You're referring to the fact that since we are mapping an infinite space of
potential objects to a finite space of hashes, there are bound to be
collisions. This is true. But by keeping track of previously seen objects we
can guarantee uniqueness within that set. If a collision happens we raise an
exception rather than return a colliding hash.

## When a collision happens.

This is the question. By using a 128 bit hash function with good distribution
properties (we use cityhash) the chance of a collision occuring is exceedingly
small. To quantify this: at 128 bits it takes an input set of 18 quintillion
(2^64) objects for the expected number of collisions to reach 1. This makes it
permissible to make collisions an unrecoverable error in most applications.

## What is the main use case?

Caching. If the output of a function is determined entirely by its arguments,
then it may be worthwhile to hold on to this value in case the function is
called with the same set of arguments later. However, this means having to make
potentially expensive deep comparisons to all previously seen arguments every
time we call the function. Worse, it also means having to make deep copies of
all the arguments to protect against future external mutations. All of this is
solved by making a hash of the arguments, and comparing it against earlier
hashes, which is precicely what stash provides.

## How does it work?

In short, stash serializes an object to bytes and hashes the serialization.

## Wait, can't we just hash a [pickle](https://docs.python.org/3/library/pickle.html) stream then?
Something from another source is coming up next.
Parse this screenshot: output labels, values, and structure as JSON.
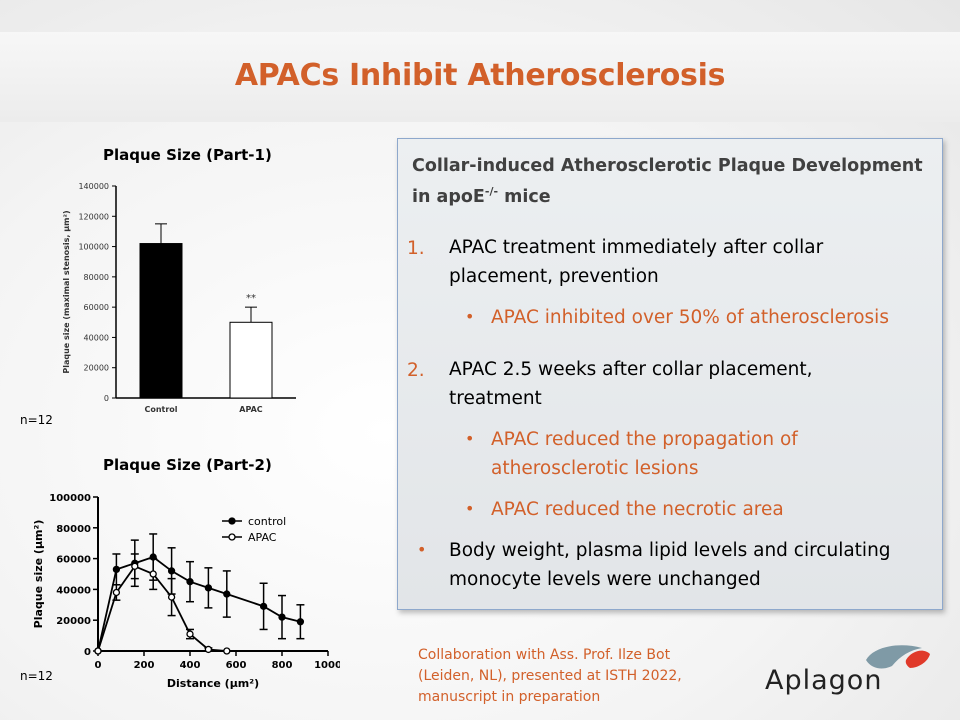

Well, yes. But pickle stores more than what you are likely interested in, such
as the insertion order of dictionaries, so that `{'a': 1, 'b': 2}` and `{'b':
2, 'a': 1}` would end up receiving different hashes resulting in a cache miss.
Likewise, objects that contain multiple references to an object receive a
different hash than one references multiple copies. Stash loosely follows
Python's equality operator to decide which objects are assigned a unique hash.

## Loosely?

There is a fundamental problem with objects that do not test equal to
themselves, such as `float('nan')`: since the assigned hash is equal to itself,
we cannot identify object equality with hash equality. It is also not possible
to honour user defined `__eq__` methods, so we go by
[state](https://docs.python.org/3/library/pickle.html#object.__getstate__)
instead. Lastly there is an issue with `True`, `1` and `1.0` all testing equal.
This one is not fundamental, as we could very well assign all these objects the
same hash, but it adds some overhead, to no clear benefit as it is not at all
given that functions treat these objects the same. So here we make the
pragmatic choice of not doing the extra work.
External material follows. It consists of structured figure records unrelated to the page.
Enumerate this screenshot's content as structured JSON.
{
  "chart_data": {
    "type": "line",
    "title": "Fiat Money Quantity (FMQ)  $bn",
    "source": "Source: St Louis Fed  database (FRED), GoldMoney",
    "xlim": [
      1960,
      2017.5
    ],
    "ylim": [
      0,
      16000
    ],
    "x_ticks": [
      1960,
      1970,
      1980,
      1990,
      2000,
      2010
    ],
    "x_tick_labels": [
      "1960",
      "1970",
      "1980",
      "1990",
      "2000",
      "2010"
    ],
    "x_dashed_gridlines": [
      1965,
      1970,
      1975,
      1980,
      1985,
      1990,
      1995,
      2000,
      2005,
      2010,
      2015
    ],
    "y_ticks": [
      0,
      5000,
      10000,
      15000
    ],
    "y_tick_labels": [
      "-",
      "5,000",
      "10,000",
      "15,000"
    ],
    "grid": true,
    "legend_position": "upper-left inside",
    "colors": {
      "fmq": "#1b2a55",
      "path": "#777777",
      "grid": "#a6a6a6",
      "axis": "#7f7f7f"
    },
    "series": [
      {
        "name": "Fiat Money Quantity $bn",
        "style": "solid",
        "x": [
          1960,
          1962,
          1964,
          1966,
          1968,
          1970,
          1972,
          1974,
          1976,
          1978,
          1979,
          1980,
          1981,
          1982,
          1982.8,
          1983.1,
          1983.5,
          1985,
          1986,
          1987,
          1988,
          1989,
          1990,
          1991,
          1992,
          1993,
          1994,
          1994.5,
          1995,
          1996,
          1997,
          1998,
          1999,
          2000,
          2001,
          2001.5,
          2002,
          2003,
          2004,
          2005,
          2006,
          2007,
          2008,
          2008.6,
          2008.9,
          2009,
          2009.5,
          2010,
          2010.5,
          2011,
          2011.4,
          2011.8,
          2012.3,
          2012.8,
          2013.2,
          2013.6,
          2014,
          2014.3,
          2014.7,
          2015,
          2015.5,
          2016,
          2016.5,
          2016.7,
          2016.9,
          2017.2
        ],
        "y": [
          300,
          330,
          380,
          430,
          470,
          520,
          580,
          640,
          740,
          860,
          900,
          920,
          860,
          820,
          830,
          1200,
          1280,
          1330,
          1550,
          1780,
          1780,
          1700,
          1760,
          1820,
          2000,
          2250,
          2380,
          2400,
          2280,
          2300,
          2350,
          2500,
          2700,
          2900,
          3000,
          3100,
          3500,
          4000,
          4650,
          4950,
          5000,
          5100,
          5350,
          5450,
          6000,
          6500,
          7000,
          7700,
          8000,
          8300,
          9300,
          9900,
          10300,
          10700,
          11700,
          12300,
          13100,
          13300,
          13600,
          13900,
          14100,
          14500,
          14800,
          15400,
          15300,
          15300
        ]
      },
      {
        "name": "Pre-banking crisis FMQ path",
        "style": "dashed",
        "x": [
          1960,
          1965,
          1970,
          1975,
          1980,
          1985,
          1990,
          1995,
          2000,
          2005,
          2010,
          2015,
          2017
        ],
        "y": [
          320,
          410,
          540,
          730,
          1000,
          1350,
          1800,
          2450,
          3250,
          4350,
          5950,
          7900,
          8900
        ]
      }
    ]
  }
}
## Can you say a bit more about how this works internally?

Stash works by recursively [reducing an
object](https://docs.python.org/3/library/pickle.html#object.__reduce__) and
stashing the components, which directly explains how common values are
deduplicated: stashing the same object twice simply returns a reference to an
existing hash entry. The resulting collection of hashes is bundled and hashed
to form the hash of the object, [Merkle
tree](https://en.wikipedia.org/wiki/Merkle_tree)-style. A detailed overview of
the protocol can be found [here](PROTOCOL.md).
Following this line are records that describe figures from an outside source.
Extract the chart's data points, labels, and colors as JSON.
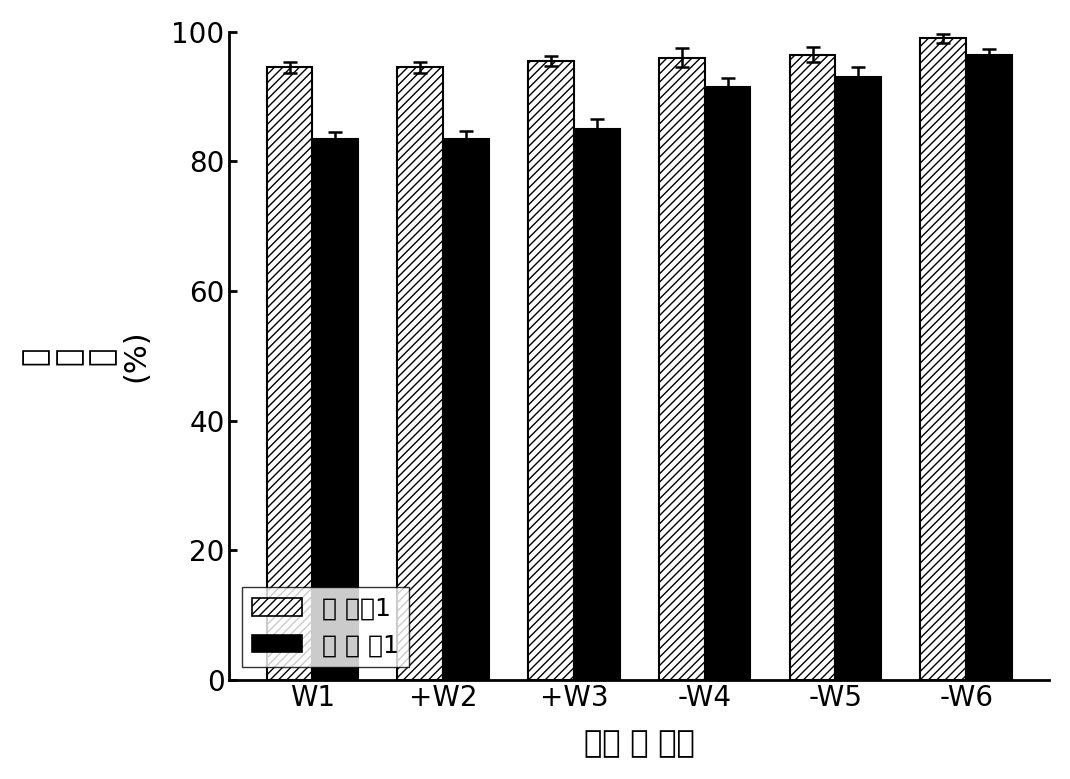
{
  "categories": [
    "W1",
    "+W2",
    "+W3",
    "-W4",
    "-W5",
    "-W6"
  ],
  "series1_values": [
    94.5,
    94.5,
    95.5,
    96.0,
    96.5,
    99.0
  ],
  "series2_values": [
    83.5,
    83.5,
    85.0,
    91.5,
    93.0,
    96.5
  ],
  "series1_errors": [
    0.8,
    0.9,
    0.8,
    1.5,
    1.2,
    0.7
  ],
  "series2_errors": [
    1.0,
    1.2,
    1.5,
    1.3,
    1.5,
    0.8
  ],
  "series1_label": "比 较例1",
  "series2_label": "实 施 例1",
  "xlabel": "微量 有 机物",
  "ylabel_lines": [
    "截",
    "留",
    "率",
    "(%)"
  ],
  "ylim": [
    0,
    100
  ],
  "yticks": [
    0,
    20,
    40,
    60,
    80,
    100
  ],
  "bar_width": 0.35,
  "hatch_pattern": "////",
  "series1_facecolor": "white",
  "series1_edgecolor": "black",
  "series2_facecolor": "black",
  "series2_edgecolor": "black",
  "background_color": "white",
  "figsize": [
    10.7,
    7.79
  ],
  "dpi": 100,
  "axis_fontsize": 22,
  "tick_fontsize": 20,
  "legend_fontsize": 18,
  "xlabel_fontsize": 22
}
## Reducing objects recursively sounds slow. Is it slow?

Stash is implemented in rust for minimum overhead. It also keeps track of
object ids seen before during serialization, to avoid recursing into the same
object several times over. Stash is faster than pickle without collision
checks, or roughly half as fast with in-memory collision checks.

## This all sounds great. Can I use it yet?

Better not. The project is under active development and the protocol not
finalized, so none of the stability guarantees are worth much yet. Hopefully
soon though! Watch this space for releases to stay up to date.